PS. For your interest, I was teaching on much the same principles as Lecoq Boisbaudran for at leat 25 years before I learnt of his existence. These I derived from research done at the University of Stirling in the early 1980s <http://www.painting-school.com/the-course/the-course-director/>.
7 thoughts on “Elizabeth Cavé and Eugene Delacroix.”
How interesting to learn about Elizabeth’s use of developing the memory when learning to draw. I had never even heard of her! I wonder who some of her students were. Thank you for continuing to expand this fascinating history of relationships and developments during this key time and place in art history.
Always enjoy your explorations into the imagination and science explord by the artists. Points to ponder!
Very interesting indeed!
Merci Francis de rechercher et souligner cette influence de grandes dames comme Elizabeth… en tout cas, elle était belle, muse sûrement …
It would be interesting to know more about Elisabeth Cavé and who her students were. Her ideas on memory were obviously being talked about even if the artists you mention didn’t all know each other.

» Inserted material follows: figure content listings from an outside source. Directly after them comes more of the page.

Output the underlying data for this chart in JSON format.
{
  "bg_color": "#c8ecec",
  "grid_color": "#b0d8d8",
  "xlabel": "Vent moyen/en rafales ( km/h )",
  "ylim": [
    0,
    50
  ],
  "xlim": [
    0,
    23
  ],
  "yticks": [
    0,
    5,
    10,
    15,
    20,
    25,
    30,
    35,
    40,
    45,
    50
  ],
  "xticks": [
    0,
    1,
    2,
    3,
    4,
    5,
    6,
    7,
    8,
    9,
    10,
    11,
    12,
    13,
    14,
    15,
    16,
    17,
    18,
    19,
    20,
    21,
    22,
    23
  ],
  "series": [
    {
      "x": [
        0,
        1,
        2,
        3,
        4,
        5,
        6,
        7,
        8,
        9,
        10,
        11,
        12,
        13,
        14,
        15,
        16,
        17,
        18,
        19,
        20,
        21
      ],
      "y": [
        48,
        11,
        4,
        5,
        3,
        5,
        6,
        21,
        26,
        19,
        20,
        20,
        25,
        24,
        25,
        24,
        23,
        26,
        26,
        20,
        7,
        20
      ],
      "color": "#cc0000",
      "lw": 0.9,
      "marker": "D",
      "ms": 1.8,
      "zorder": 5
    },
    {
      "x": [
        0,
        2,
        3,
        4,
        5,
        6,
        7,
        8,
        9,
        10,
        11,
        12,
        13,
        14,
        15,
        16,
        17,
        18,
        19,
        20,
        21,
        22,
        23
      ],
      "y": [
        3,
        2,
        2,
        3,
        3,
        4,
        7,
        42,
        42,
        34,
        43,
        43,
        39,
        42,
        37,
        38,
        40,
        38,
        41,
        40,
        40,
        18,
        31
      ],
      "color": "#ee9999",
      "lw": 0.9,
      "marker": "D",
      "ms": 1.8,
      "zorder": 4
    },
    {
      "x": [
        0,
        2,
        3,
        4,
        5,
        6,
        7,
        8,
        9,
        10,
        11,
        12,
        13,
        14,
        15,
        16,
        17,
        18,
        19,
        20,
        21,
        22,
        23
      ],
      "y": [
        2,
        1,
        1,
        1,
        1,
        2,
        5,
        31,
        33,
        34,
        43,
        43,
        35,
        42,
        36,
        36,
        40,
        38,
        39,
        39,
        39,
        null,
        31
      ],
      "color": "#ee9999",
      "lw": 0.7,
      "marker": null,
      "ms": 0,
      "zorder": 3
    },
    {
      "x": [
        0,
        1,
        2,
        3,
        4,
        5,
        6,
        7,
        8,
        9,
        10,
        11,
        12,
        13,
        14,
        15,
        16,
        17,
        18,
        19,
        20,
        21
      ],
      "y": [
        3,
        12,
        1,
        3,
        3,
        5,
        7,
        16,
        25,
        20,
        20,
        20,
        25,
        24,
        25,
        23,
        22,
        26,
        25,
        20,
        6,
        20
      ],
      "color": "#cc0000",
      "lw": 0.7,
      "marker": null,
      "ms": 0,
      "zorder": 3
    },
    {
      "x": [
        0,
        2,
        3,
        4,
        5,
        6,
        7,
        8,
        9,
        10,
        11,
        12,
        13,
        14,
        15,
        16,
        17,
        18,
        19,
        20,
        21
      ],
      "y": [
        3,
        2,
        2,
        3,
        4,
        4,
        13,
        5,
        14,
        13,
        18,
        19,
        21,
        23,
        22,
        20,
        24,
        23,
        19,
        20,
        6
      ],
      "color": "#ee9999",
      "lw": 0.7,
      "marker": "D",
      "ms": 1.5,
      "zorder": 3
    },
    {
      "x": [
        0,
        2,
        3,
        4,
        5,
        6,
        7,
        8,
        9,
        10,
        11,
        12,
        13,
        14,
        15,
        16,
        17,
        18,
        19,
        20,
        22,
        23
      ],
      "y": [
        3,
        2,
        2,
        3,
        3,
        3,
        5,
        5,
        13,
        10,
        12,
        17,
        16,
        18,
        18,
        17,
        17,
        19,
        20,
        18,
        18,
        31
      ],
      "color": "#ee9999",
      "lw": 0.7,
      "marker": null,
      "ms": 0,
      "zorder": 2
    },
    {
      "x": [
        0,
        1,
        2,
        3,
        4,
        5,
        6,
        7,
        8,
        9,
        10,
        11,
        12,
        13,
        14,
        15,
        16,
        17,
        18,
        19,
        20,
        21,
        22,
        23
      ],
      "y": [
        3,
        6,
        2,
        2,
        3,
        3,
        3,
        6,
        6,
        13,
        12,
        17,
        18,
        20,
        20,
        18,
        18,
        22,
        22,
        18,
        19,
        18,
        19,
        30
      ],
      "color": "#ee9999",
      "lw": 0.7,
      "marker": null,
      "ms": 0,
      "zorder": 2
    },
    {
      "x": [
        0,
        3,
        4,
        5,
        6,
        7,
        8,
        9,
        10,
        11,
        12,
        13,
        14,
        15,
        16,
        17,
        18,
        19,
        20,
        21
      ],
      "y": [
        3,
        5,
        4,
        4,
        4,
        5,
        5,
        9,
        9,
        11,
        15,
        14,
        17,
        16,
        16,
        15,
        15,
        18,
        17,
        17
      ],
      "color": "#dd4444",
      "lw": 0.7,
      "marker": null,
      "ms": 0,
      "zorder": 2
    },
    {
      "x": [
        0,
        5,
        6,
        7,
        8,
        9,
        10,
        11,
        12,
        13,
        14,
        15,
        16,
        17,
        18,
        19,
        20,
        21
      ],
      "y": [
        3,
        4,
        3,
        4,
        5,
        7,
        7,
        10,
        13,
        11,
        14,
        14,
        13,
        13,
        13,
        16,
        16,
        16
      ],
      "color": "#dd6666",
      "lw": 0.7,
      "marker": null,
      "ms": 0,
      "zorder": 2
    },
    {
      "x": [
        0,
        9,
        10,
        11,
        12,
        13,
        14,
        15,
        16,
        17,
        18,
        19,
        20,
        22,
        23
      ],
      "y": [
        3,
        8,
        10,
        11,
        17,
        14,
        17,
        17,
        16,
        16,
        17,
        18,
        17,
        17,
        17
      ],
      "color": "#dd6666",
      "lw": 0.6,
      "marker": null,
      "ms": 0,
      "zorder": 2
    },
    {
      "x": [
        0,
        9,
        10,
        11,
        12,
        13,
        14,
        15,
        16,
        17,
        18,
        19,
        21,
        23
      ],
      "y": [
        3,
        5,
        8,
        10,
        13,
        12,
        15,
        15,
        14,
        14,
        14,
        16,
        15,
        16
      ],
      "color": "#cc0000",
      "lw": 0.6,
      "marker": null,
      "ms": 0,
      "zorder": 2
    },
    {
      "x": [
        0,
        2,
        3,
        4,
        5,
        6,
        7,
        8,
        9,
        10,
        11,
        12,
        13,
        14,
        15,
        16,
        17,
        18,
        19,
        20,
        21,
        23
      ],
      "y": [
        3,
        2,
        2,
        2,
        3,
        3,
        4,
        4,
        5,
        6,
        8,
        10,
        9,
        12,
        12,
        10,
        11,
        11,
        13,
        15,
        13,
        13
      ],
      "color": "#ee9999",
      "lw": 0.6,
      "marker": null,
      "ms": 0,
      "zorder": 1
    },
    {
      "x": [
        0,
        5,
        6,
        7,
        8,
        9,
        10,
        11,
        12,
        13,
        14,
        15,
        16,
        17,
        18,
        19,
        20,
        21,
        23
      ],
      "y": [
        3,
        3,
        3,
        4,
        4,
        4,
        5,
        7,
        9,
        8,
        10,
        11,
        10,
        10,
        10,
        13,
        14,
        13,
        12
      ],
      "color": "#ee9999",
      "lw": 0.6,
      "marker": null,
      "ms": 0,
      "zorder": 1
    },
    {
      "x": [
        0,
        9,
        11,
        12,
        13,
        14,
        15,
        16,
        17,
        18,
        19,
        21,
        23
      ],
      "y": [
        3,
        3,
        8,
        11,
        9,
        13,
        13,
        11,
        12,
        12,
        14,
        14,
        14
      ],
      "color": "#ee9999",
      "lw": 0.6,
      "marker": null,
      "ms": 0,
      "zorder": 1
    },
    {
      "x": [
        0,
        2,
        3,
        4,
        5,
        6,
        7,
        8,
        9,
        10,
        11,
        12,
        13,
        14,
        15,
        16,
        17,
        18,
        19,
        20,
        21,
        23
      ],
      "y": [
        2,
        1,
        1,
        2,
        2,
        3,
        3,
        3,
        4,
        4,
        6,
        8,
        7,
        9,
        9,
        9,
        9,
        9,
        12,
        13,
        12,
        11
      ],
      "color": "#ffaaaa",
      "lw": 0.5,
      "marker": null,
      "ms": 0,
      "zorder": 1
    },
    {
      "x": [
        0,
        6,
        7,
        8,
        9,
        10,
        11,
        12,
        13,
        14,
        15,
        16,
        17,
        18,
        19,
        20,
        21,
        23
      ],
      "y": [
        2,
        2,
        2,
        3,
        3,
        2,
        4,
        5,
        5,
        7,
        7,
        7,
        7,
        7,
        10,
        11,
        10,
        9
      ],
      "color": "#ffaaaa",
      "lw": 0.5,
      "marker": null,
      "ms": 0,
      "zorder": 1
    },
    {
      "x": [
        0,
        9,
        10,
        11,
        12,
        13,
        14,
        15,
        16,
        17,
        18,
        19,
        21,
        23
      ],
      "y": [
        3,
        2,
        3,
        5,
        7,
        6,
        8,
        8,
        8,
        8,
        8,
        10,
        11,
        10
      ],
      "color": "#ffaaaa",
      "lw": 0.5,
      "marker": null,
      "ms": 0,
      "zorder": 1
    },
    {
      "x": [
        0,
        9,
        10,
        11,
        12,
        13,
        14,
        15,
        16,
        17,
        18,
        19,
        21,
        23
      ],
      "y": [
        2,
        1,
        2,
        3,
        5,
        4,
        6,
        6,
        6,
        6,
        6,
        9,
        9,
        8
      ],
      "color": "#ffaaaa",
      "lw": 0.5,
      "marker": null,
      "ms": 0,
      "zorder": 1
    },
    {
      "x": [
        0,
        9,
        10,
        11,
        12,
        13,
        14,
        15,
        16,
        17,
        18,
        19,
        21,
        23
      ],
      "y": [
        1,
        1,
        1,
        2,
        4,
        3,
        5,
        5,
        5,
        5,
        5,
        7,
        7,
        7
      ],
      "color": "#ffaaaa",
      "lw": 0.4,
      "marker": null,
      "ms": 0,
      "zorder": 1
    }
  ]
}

Thanks Frances for this comment. You can access Elizabeth Cavé’s description of her method on the Internet. To my way of thinking it was not nearly as interesting as that of Horace Lecoq Boisbaudran. However, if for no other reason, the fact that Delacroix praised it and that it was taken up by the state, makes it significant in art history. All the male artists I mention did know each other and, in view of her relationship with their hero Delacroix, it would be astonishing if they did not know of Elizabeth Cavé and her interest in training the memory. All, except Delacroix, were either actual students of Lecoq Boisbaudran or friends of theirs who are known to have been enthused by his ideas.
Thank you, Francis. I read this with real appreciation and interest. I will share it.